Nur bei einer der in die Sozial- und Behinderteneinrichtung eingewiesenen Personen konnte nachgewiesen werden, dass sie im Rahmen des Euthanasieprogramms ermordet wurde. Dass ihr Name auf der Gedenktafel erscheinen soll, ist angemessen.

Beachtenswert ist die engagierte und unvoreingenommene Arbeit der Schüler des örtlichen Gymnasiums, deren Ergebnisse hinsichtlich des Schicksals der polnischen Säuglinge auch in die Gestaltung des Mahnmals Eingang gefunden haben. Umso bedauerlicher ist der Umstand, dass den drei Sinti-Kindern, die als Opfer auch die vom Ortsrat aufgestellten Kriterien erfüllen, das Andenken verweigert werden soll. Auch eine weitere Sinti aus Burgwedel, deren Tod in Auschwitz von niemandem bestritten wird, soll nicht aufgenommen werden, da sie nicht in Großburgwedel, sondern – drei Kilometer entfernt – in Kleinburgwedel geboren wurde. Im Unterschied zu den Kleinburgwedeler Soldaten, derer auf dem Kleinburgwedler Kriegerdenkmal gedacht wird, wird ihr Name nun nirgends genannt werden. Es hätte Großburgwedel gut zu Gesicht gestanden, diese Burgwedelerin in ihr Gedenken aufzunehmen!

Auch die Entscheidung hinsichtlich der jüdischen Opfer ist unglücklich. Es ist sicher unangemessen, ihrer mit potentiellen Tätern gemeinsam zu gedenken, sodass der Unterschied zwischen Tätern und Opfern eingeebnet wird. Vor die Entscheidung gestellt, hier der Burgwedler Angehörigen von NS Organisationen oder Burgwedler jüdischer Bürger zu gedenken, entscheidet sich Großburgwedel gegen seine Juden. Es wäre wünschenswert gewesen, hier das Gespräch mit dem Landesverband der Jüdischen Gemeinden fortzusetzen, um zu einer befriedigenden Lösung zu gelangen.

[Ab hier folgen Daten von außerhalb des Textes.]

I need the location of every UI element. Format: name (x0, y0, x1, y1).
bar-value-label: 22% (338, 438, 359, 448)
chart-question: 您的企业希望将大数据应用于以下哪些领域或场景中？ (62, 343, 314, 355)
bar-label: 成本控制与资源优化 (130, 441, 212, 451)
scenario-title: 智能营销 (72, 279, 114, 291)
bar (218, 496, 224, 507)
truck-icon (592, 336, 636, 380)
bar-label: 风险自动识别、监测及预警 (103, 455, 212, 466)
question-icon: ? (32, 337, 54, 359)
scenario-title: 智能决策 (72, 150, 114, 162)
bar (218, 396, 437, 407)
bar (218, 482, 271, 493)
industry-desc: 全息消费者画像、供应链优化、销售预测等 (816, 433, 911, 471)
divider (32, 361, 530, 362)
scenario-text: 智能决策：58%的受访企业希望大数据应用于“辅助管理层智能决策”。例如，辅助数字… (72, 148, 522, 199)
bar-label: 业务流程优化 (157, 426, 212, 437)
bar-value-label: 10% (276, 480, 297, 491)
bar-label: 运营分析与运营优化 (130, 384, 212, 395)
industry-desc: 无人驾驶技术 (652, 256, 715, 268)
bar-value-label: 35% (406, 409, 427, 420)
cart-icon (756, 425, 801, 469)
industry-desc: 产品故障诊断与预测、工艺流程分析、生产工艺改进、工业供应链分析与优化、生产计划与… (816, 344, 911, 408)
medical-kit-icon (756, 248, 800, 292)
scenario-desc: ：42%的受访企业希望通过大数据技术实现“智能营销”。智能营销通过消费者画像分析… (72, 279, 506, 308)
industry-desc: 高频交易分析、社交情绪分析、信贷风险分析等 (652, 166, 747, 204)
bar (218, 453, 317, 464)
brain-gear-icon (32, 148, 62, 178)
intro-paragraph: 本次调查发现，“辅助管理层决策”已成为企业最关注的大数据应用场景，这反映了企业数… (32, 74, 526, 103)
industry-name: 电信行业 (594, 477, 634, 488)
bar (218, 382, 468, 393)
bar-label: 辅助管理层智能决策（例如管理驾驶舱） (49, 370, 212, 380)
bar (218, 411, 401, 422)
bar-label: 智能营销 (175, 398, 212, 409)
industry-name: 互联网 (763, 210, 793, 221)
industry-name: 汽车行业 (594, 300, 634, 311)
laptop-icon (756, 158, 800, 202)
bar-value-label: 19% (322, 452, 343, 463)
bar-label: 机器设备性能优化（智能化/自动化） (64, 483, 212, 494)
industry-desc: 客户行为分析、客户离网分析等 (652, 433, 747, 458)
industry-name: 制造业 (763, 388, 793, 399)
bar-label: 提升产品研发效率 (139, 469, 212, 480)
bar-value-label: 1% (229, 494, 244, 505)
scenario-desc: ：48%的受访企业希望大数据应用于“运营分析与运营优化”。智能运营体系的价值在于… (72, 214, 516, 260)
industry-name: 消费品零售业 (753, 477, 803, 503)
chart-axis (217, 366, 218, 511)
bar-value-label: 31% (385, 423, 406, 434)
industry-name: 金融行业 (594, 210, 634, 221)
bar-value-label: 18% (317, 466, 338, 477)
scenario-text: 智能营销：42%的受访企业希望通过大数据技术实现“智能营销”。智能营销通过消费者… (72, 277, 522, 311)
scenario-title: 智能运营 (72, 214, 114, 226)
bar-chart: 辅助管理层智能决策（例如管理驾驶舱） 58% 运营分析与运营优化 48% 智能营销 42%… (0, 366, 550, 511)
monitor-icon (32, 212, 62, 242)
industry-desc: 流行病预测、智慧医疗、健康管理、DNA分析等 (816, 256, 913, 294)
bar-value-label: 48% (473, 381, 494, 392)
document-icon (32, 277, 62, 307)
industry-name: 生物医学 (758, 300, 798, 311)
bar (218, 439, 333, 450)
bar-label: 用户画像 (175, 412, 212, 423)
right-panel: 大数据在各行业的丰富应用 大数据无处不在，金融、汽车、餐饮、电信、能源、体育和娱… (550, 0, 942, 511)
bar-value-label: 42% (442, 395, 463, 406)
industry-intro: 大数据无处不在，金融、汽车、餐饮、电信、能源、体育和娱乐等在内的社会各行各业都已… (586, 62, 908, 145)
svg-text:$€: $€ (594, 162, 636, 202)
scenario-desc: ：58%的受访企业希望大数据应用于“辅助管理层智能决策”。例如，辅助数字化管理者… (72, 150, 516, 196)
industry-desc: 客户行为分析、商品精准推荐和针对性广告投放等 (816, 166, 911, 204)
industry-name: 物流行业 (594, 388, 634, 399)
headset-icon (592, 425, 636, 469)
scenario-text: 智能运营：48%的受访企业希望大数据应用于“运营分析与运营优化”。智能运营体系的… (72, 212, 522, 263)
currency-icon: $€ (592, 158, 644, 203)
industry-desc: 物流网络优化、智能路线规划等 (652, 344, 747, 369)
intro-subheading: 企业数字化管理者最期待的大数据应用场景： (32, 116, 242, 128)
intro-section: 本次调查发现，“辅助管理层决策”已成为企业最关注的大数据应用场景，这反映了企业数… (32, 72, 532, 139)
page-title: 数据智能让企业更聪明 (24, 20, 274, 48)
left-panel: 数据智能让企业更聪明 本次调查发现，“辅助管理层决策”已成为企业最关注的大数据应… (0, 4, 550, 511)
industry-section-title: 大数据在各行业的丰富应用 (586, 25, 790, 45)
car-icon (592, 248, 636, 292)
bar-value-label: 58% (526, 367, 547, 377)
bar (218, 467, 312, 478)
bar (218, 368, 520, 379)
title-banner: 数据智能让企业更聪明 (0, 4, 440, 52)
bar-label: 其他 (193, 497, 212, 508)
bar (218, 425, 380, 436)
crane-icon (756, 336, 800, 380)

Kein Verständnis besteht weiterhin für das Bestreben, eine Person in das Gedenken aufzunehmen, die Mitglied des SD war. Der SD als Institution wurde von den Alliierten in Nürnberg zur „verbrecherischen Organisation" erklärt, er war nicht nur für die gnadenlose Verfolgung politischer Gegner, sondern federführend für Planung, Organisation und Durchführung des Holocaust verantwortlich. Die SD Mitgliedschaft der betreffenden Person geht sowohl aus der Kirchenchronik der St. Petri Gemeinde, als auch aus der Burgwedler „Stoll-Chronik“ hervor (dort bezeichnet als SSD = Staatssicherheitsdienst). Diese Organisation verstand sich als Elite der NS-Organisationen und war stolz darauf, nur aus „gefestigten“ Nationalsozialisten zu bestehen, die nicht davor zurückschreckten, selbst die mörderischen Konsequenzen aus ihrer verbrecherischen Ideologie zu ziehen. Ein Mitglied dieser Organisation als Opfer nationalsozialistischer Gewalt zu bezeichnen, grenzt an Hohn gegenüber den tatsächlichen Opern!

Auch die Weigerung, die beiden in Burgwedel umgekommenen britischen Piloten in das Gedenken aufzunehmen, ist traurig. Gedenken an die Opfer der nationalsozialistischen Gewalt sollte immer auch den zukunftsgewandten Aspekt der Versöhnung haben. Die Möglichkeit einer entsprechenden Geste gegenüber den Opfern der damaligen Gegner und späteren Befreier wird hier vertan.